Críticas


JOGO DAS DECAPITAÇÕES

De: SÉRGIO BIANCHI
Com: FERNANDO ALVES PINTO, SILVIO GUINDANE, CLARISSE ABUJAMRA, PAULO CÉSAR PEREIO
21.06.2014
Por Carlos Alberto Mattos
Parábola paranóica sobre oportunismo e barbárie

Sergio Bianchi costuma estar inteiro e combativo em seus filmes. Em Jogo das Decapitações, ele está em dose dupla através de dois personagens que o representam. Um deles é Jairo Mendes, cineasta maldito dos anos 1970, hoje preso por um crime passional e talvez morto numa rebelião do presídio. Jairo tem um filme perdido e reencontrado, cujas cenas são de Maldita Coincidência, o primeiro longa de Bianchi, um estudo sobre a inércia resultante das discussões ideológicas sem fim. O outro personagem é um jovem niilista (Silvio Guindane) especializado em contestar e duvidar de tudo o que encontra pela frente. Mas o centro dessa parábola paranóica não é nenhum alterego do diretor, mas sim um jovem mestrando (Fernando Alves Pinto) que pesquisa sobre a resistência à ditadura e sofre uma grande modificação à medida que se depara com a violência social das grandes cidades brasileiras.

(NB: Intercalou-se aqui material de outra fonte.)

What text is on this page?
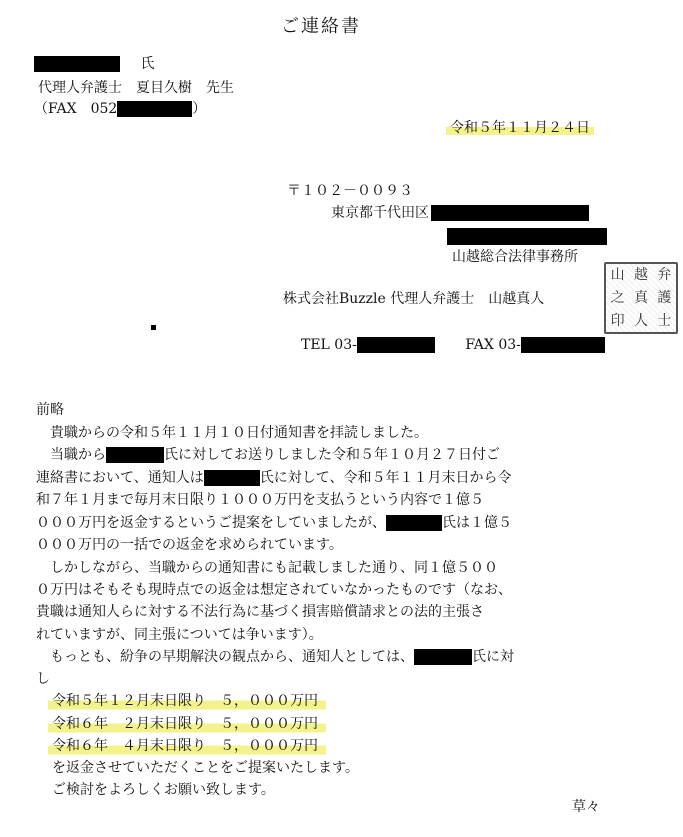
ご連絡書
氏
代理人弁護士　夏目久樹　先生
（FAX　052	）
令和５年１１月２４日
〒１０２－００９３
東京都千代田区
山越総合法律事務所
株式会社Buzzle 代理人弁護士　山越真人
山 越 弁
之 真 護
印 人 士
TEL 03-	FAX 03-
前略
貴職からの令和５年１１月１０日付通知書を拝読しました。
当職から	氏に対してお送りしました令和５年１０月２７日付ご
連絡書において、通知人は	氏に対して、令和５年１１月末日から令
和７年１月まで毎月末日限り１０００万円を支払うという内容で１億５
０００万円を返金するというご提案をしていましたが、	氏は１億５
０００万円の一括での返金を求められています。
しかしながら、当職からの通知書にも記載しました通り、同１億５００
０万円はそもそも現時点での返金は想定されていなかったものです（なお、
貴職は通知人らに対する不法行為に基づく損害賠償請求との法的主張さ
れていますが、同主張については争います）。
もっとも、紛争の早期解決の観点から、通知人としては、	氏に対
し
令和５年１２月末日限り　５，０００万円
令和６年　２月末日限り　５，０００万円
令和６年　４月末日限り　５，０００万円
を返金させていただくことをご提案いたします。
ご検討をよろしくお願い致します。
草々
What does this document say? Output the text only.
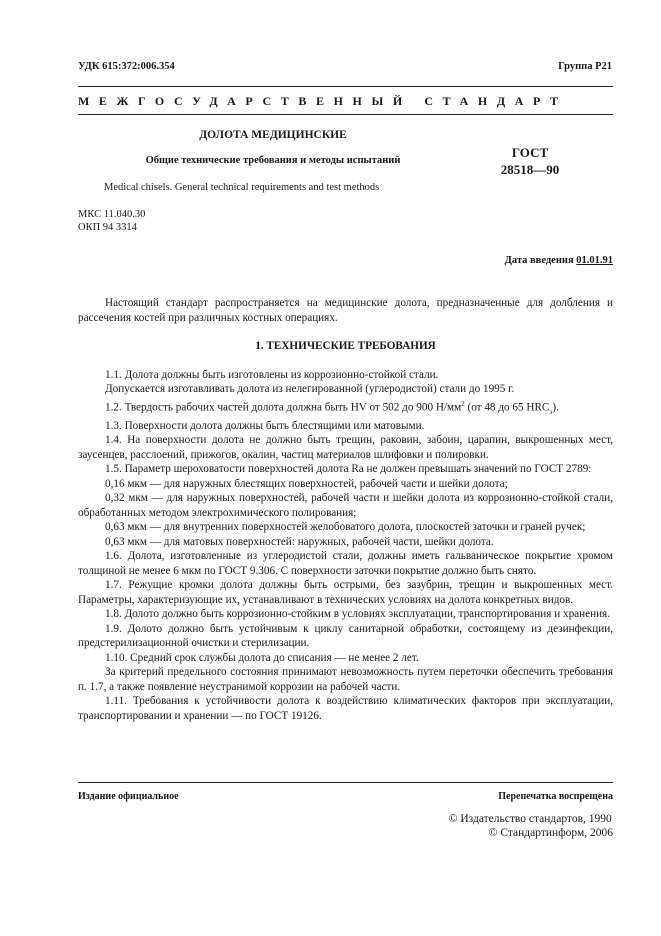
УДК 615:372:006.354	Группа Р21
МЕЖГОСУДАРСТВЕННЫЙ СТАНДАРТ
ДОЛОТА МЕДИЦИНСКИЕ
Общие технические требования и методы испытаний
Medical chisels. General technical requirements and test methods
ГОСТ
28518—90
МКС 11.040.30
ОКП 94 3314
Дата введения 01.01.91

Настоящий стандарт распространяется на медицинские долота, предназначенные для долбления и рассечения костей при различных костных операциях.

1. ТЕХНИЧЕСКИЕ ТРЕБОВАНИЯ

1.1. Долота должны быть изготовлены из коррозионно-стойкой стали.

Допускается изготавливать долота из нелегированной (углеродистой) стали до 1995 г.

1.2. Твердость рабочих частей долота должна быть HV от 502 до 900 $Н/мм^2$ (от 48 до 65 $HRC_э$).

1.3. Поверхности долота должны быть блестящими или матовыми.

1.4. На поверхности долота не должно быть трещин, раковин, забоин, царапин, выкрошенных мест, заусенцев, расслоений, прижогов, окалин, частиц материалов шлифовки и полировки.

1.5. Параметр шероховатости поверхностей долота Ra не должен превышать значений по ГОСТ 2789:

0,16 мкм — для наружных блестящих поверхностей, рабочей части и шейки долота;

0,32 мкм — для наружных поверхностей, рабочей части и шейки долота из коррозионно-стойкой стали, обработанных методом электрохимического полирования;

0,63 мкм — для внутренних поверхностей желобоватого долота, плоскостей заточки и граней ручек;

0,63 мкм — для матовых поверхностей: наружных, рабочей части, шейки долота.

1.6. Долота, изготовленные из углеродистой стали, должны иметь гальваническое покрытие хромом толщиной не менее 6 мкм по ГОСТ 9.306. С поверхности заточки покрытие должно быть снято.

1.7. Режущие кромки долота должны быть острыми, без зазубрин, трещин и выкрошенных мест. Параметры, характеризующие их, устанавливают в технических условиях на долота конкретных видов.

1.8. Долото должно быть коррозионно-стойким в условиях эксплуатации, транспортирования и хранения.

1.9. Долото должно быть устойчивым к циклу санитарной обработки, состоящему из дезинфекции, предстерилизационной очистки и стерилизации.

1.10. Средний срок службы долота до списания — не менее 2 лет.

За критерий предельного состояния принимают невозможность путем переточки обеспечить требования п. 1.7, а также появление неустранимой коррозии на рабочей части.

1.11. Требования к устойчивости долота к воздействию климатических факторов при эксплуатации, транспортировании и хранении — по ГОСТ 19126.

Издание официальное	Перепечатка воспрещена
© Издательство стандартов, 1990
© Стандартинформ, 2006
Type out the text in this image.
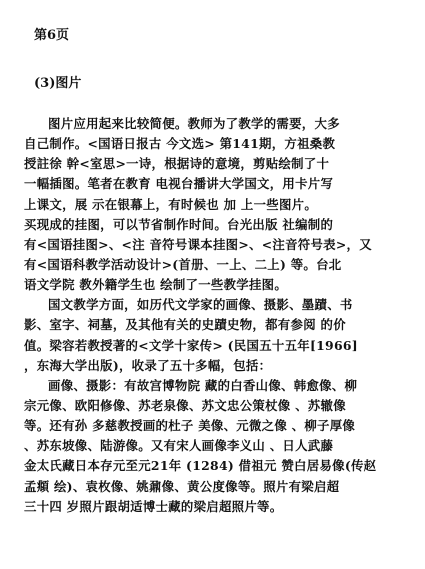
第6页
(3)图片
图片应用起来比较简便。教师为了教学的需要，大多
自己制作。<国语日报古 今文选> 第141期，方祖桑教
授註徐 幹<室思>一诗，根据诗的意境，剪贴绘制了十
一幅插图。笔者在教育 电视台播讲大学国文，用卡片写
上课文，展 示在银幕上，有时候也 加 上一些图片。
买现成的挂图，可以节省制作时间。台光出版 社编制的
有<国语挂图>、<注 音符号课本挂图>、<注音符号表>，又
有<国语科教学活动设计>(首册、一上、二上) 等。台北
语文学院 教外籍学生也 绘制了一些教学挂图。
国文教学方面，如历代文学家的画像、摄影、墨蹟、书
影、室字、祠墓，及其他有关的史蹟史物，都有参阅 的价
值。梁容若教授著的<文学十家传> (民国五十五年[1966]
，东海大学出版)，收录了五十多幅，包括：
画像、摄影：有故宫博物院 藏的白香山像、韩愈像、柳
宗元像、欧阳修像、苏老泉像、苏文忠公策杖像 、苏辙像
等。还有孙 多慈教授画的杜子 美像、元微之像 、柳子厚像
、苏东坡像、陆游像。又有宋人画像李义山 、日人武藤
金太氏藏日本存元至元21年 (1284) 借祖元 赞白居易像(传赵
孟頫 绘)、袁枚像、姚鼐像、黄公度像等。照片有梁启超
三十四 岁照片跟胡适博士藏的梁启超照片等。
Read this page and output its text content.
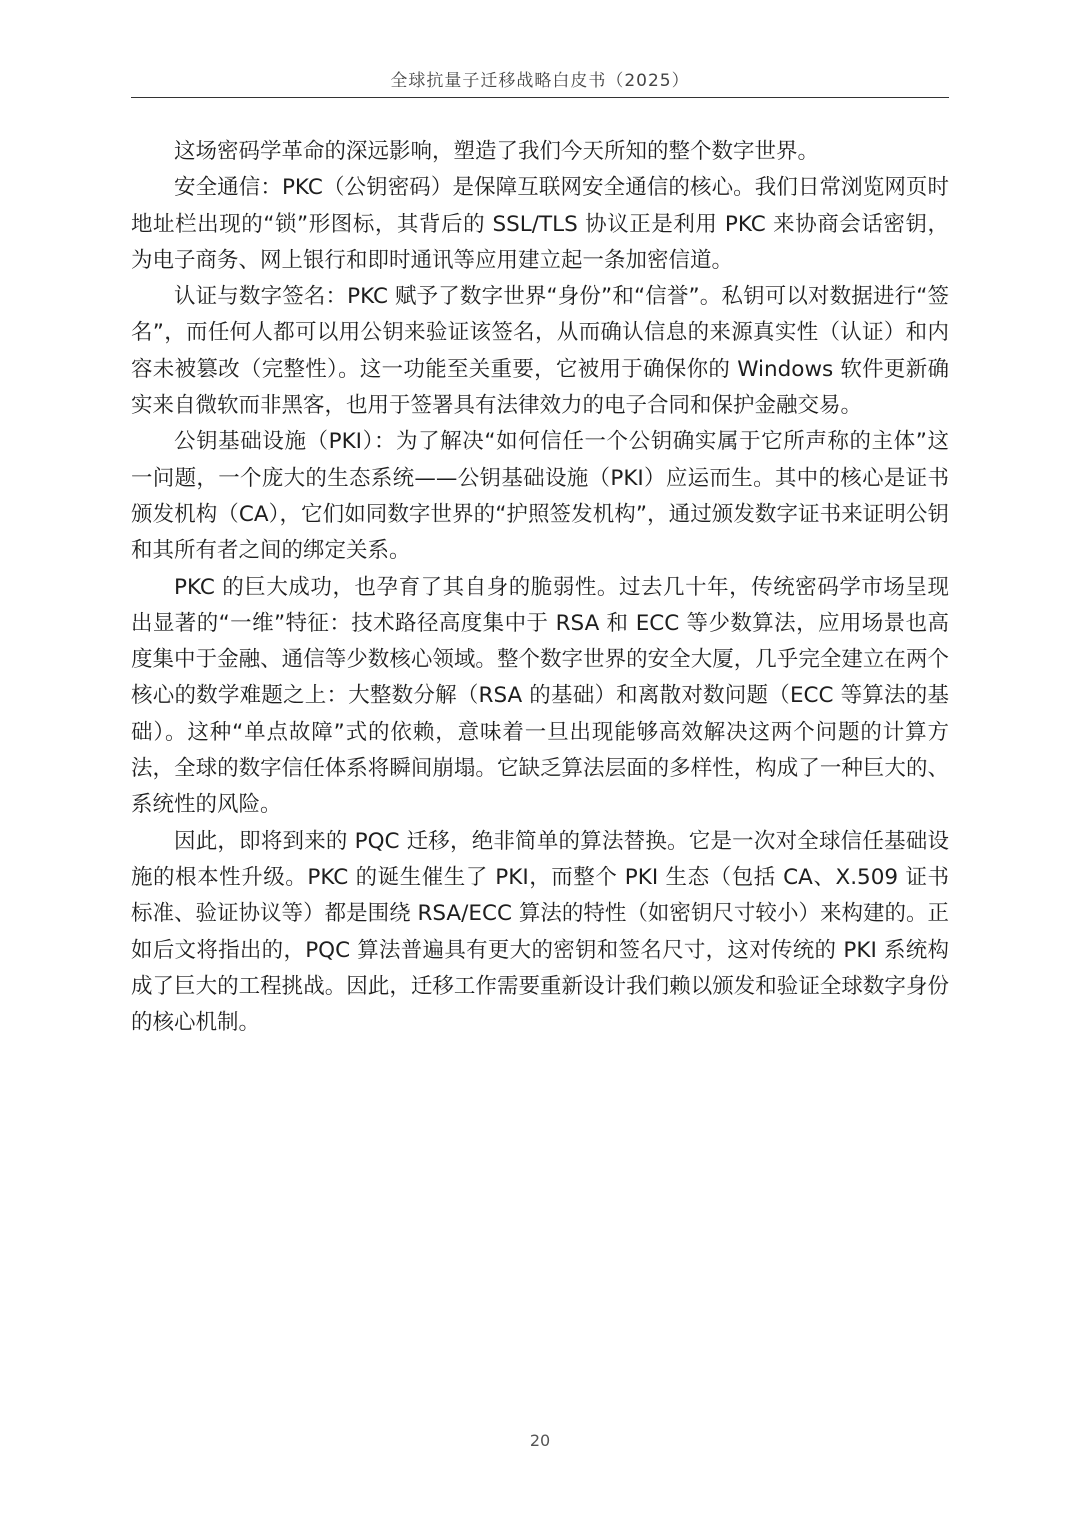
全球抗量子迁移战略白皮书（2025）

这场密码学革命的深远影响，塑造了我们今天所知的整个数字世界。

安全通信：PKC（公钥密码）是保障互联网安全通信的核心。我们日常浏览网页时地址栏出现的“锁”形图标，其背后的 SSL/TLS 协议正是利用 PKC 来协商会话密钥，为电子商务、网上银行和即时通讯等应用建立起一条加密信道。

认证与数字签名：PKC 赋予了数字世界“身份”和“信誉”。私钥可以对数据进行“签名”，而任何人都可以用公钥来验证该签名，从而确认信息的来源真实性（认证）和内容未被篡改（完整性）。这一功能至关重要，它被用于确保你的 Windows 软件更新确实来自微软而非黑客，也用于签署具有法律效力的电子合同和保护金融交易。

公钥基础设施（PKI）：为了解决“如何信任一个公钥确实属于它所声称的主体”这一问题，一个庞大的生态系统——公钥基础设施（PKI）应运而生。其中的核心是证书颁发机构（CA），它们如同数字世界的“护照签发机构”，通过颁发数字证书来证明公钥和其所有者之间的绑定关系。

PKC 的巨大成功，也孕育了其自身的脆弱性。过去几十年，传统密码学市场呈现出显著的“一维”特征：技术路径高度集中于 RSA 和 ECC 等少数算法，应用场景也高度集中于金融、通信等少数核心领域。整个数字世界的安全大厦，几乎完全建立在两个核心的数学难题之上：大整数分解（RSA 的基础）和离散对数问题（ECC 等算法的基础）。这种“单点故障”式的依赖，意味着一旦出现能够高效解决这两个问题的计算方法，全球的数字信任体系将瞬间崩塌。它缺乏算法层面的多样性，构成了一种巨大的、系统性的风险。

因此，即将到来的 PQC 迁移，绝非简单的算法替换。它是一次对全球信任基础设施的根本性升级。PKC 的诞生催生了 PKI，而整个 PKI 生态（包括 CA、X.509 证书标准、验证协议等）都是围绕 RSA/ECC 算法的特性（如密钥尺寸较小）来构建的。正如后文将指出的，PQC 算法普遍具有更大的密钥和签名尺寸，这对传统的 PKI 系统构成了巨大的工程挑战。因此，迁移工作需要重新设计我们赖以颁发和验证全球数字身份的核心机制。

20
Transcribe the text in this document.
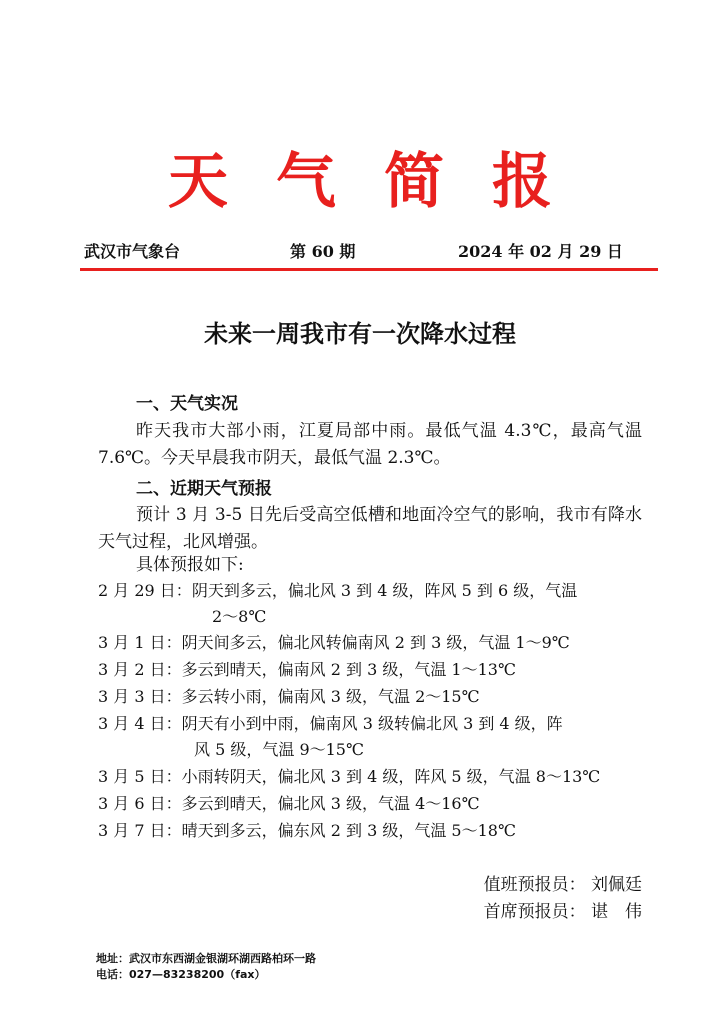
天气简报
武汉市气象台	第 60 期	2024 年 02 月 29 日
未来一周我市有一次降水过程
一、天气实况
昨天我市大部小雨，江夏局部中雨。最低气温 4.3℃，最高气温 7.6℃。今天早晨我市阴天，最低气温 2.3℃。
二、近期天气预报
预计 3 月 3-5 日先后受高空低槽和地面冷空气的影响，我市有降水天气过程，北风增强。
具体预报如下:
2 月 29 日：阴天到多云，偏北风 3 到 4 级，阵风 5 到 6 级，气温
2～8℃
3 月 1 日：阴天间多云，偏北风转偏南风 2 到 3 级，气温 1～9℃
3 月 2 日：多云到晴天，偏南风 2 到 3 级，气温 1～13℃
3 月 3 日：多云转小雨，偏南风 3 级，气温 2～15℃
3 月 4 日：阴天有小到中雨，偏南风 3 级转偏北风 3 到 4 级，阵
风 5 级，气温 9～15℃
3 月 5 日：小雨转阴天，偏北风 3 到 4 级，阵风 5 级，气温 8～13℃
3 月 6 日：多云到晴天，偏北风 3 级，气温 4～16℃
3 月 7 日：晴天到多云，偏东风 2 到 3 级，气温 5～18℃
值班预报员： 刘佩廷
首席预报员： 谌　伟
地址：武汉市东西湖金银湖环湖西路柏环一路
电话：027—83238200（fax）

Bianchi trata aqui de tortura e linchamento, ou seja, a violência do estado e a violência da sociedade. De um lado, coloca em xeque a busca de indenizações pelos ex-ativistas de esquerda, criticando o discurso de vítima e as benesses daí decorrentes. De outro, ataca a selvageria dos justiçamentos sumários que vêm chocando o país recentemente. A decapitação é uma forma de cortar o pensamento, condição fundamental tanto para o oportunismo como para a barbárie.

Quem viu Cronicamente Inviável e Quanto Vale ou é por Quilo?, entre outros filmes seus, sabe o que esperar de Bianchi em sua posição de franco-atirador. Ele bota o dedo nas feridas de qualquer lado do espectro político, com especial atenção para a hipocrisia bem-pensante e a autopiedade produtiva. Nesse novo filme ele leva de roldão as opiniões sobre as cracolândias, as manifestações do gênero "Ocupa", as iniciativas tipo Comissão de Anistia, os documentários políticos melodramáticos e a transformação de ideais em grifes e produtos. No entanto, em meio a tantos alvos, o filme frequentemente perde a mira e o foco. O roteiro se compõe mais de esquetes que de um fio narrativo, sendo bastante prejudicado pelas fragilidades da mise-en-scène. As ideias são explicitadas verbalmente ou na forma de placas, faixas e cartazes. Sentimo-nos como se diante de um pregador cínico e cético que aponta o dedo e chama nossa atenção seguidamente. Desafinar o coro dos contentes é atitude sempre positiva, mas não dispensa a exigência da eficácia.